Rooof may have a different reason to get on the roof and crow: they seem to have (for now at least) found a way around the HTML tag block instituted by Craigslist last month (Sharon has reported extensively on the subject here, here, here and here). Rooof’s software is used to simultaneously post listings to Craigslist, Kijiji, PadMapper, WalkScore, Trulia, Zillow, Gumtree, ApartmentList, EBay Classifieds, Backpage, OLX, UsedEverywhere and several regional classified sites in Canada.
Adam Cowley, Rooof’s CEO tells AIM Group that the magic has to do with “simulating mouse clicks and keystrokes to do automatically everything that people normally do manually,” thus getting around the Craigslist blocking. That sounds mysterious, but it seems to work (as we said, for now: if Craigslist is serious about the tag ban, we wouldn’t count on any solution lasting forever).
Rooof has been operating in Canada since April 2012, mainly as a rental search engine, but is about to launch in the U.S. come the first of January 2014. A private invitation-only beta in New York started last month and the site has opened up applications to a public beta.
Rooof can also syndicate listings from existing websites, scraping data without requiring any re-typing.
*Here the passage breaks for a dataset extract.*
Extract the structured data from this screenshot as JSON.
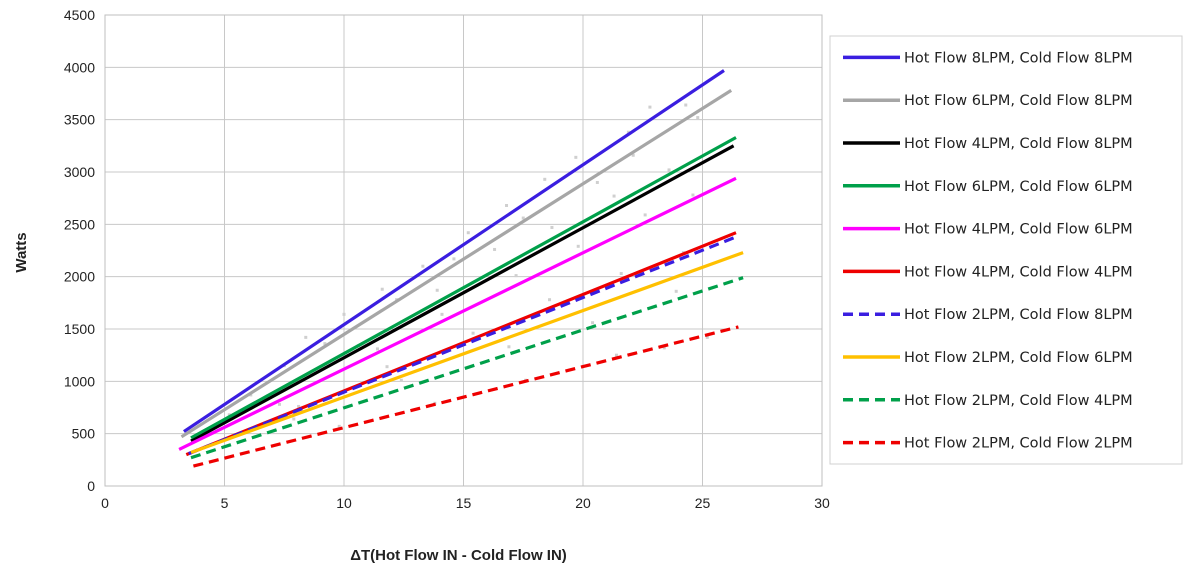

The company may need to change its name in the future, though. Cowley says Rooof is adapting the same automatic syndication scheme to general merchandise. “If you want to sell it online, we’ll get your listing on as many classified websites as possible,” she says.
We’ll keep you posted if Rooof can keep outmaneuvering Craigslist, and if there is truly something to cry out about from upstairs.